About Trish Damkroger

Patricia (Trish) A. Damkroger is vice president and general manager of the High Performance Computing organization in the Data Platforms Group at Intel Corporation. She leads Intel’s global technical and high-performance computing (HPC) business and is responsible for developing and executing strategy, building customer relationships and defining a leading product portfolio for technical computing workloads, including emerging areas such as high-performance data analytics, HPC in the cloud and artificial intelligence. An expert in the HPC field, Damkroger has more than 27 years of technical and managerial expertise both in the private and public sectors. Prior to joining Intel in 2016, she was the associate director of computation at the U.S. Department of Energy’s Lawrence Livermore National Laboratory where she led a 1,000-member group comprised of world-leading supercomputing and scientific experts.
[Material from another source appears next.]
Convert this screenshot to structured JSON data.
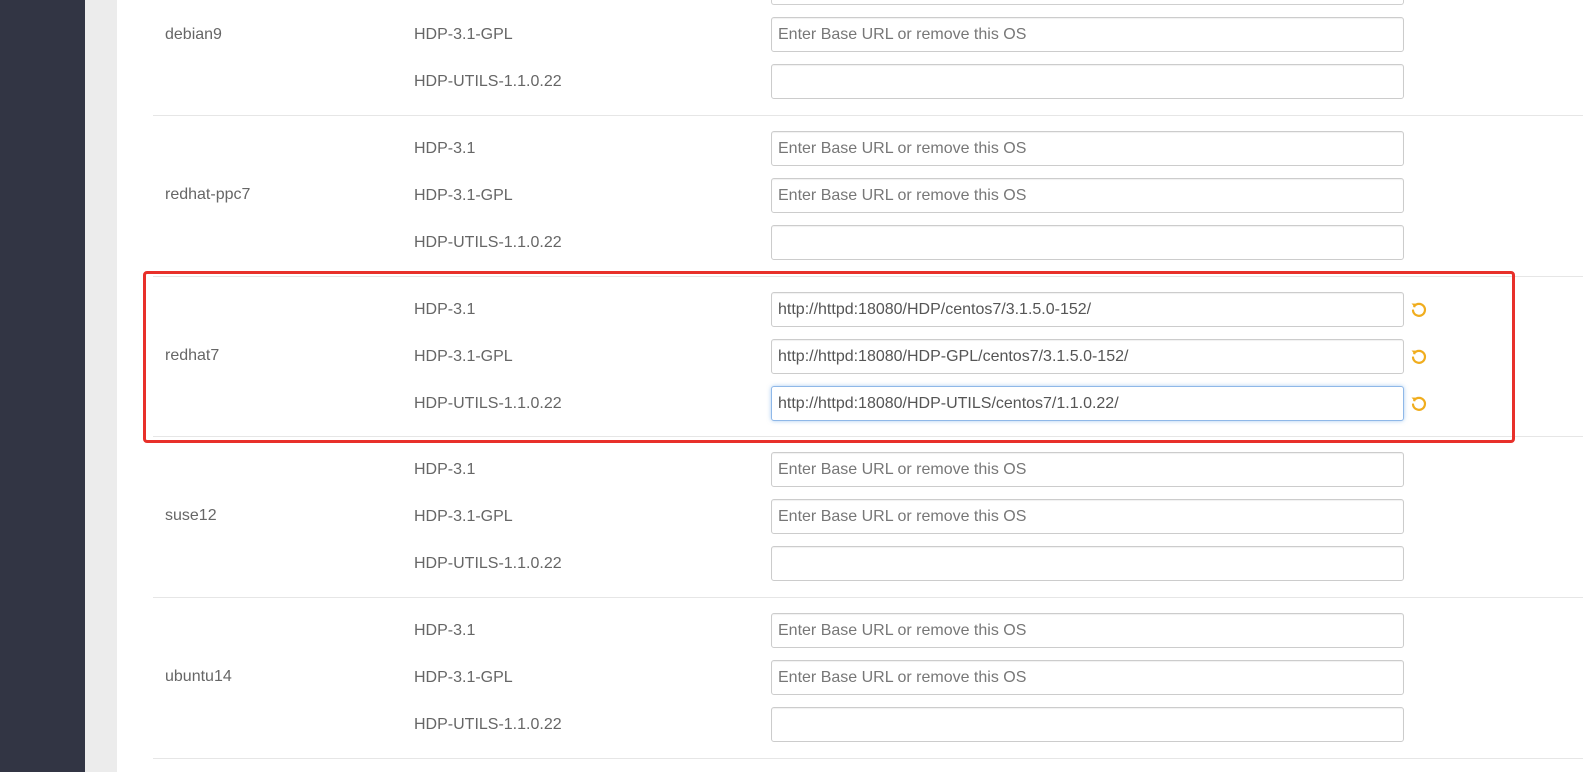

Since 2006, Damkroger has been a leader of the annual Supercomputing Conference (SC) series, the premier international meeting for high performance computing. She served as general chair of the SC’s international conference in 2014 and has held many other committee positions within industry organizations. Damkroger holds a bachelor’s degree in electrical engineering from California Polytechnic State University, San Luis Obispo, and a master’s degree in electrical engineering from Stanford University. She was recognized on HPC Wire’s “People to Watch” list in 2014 and 2018.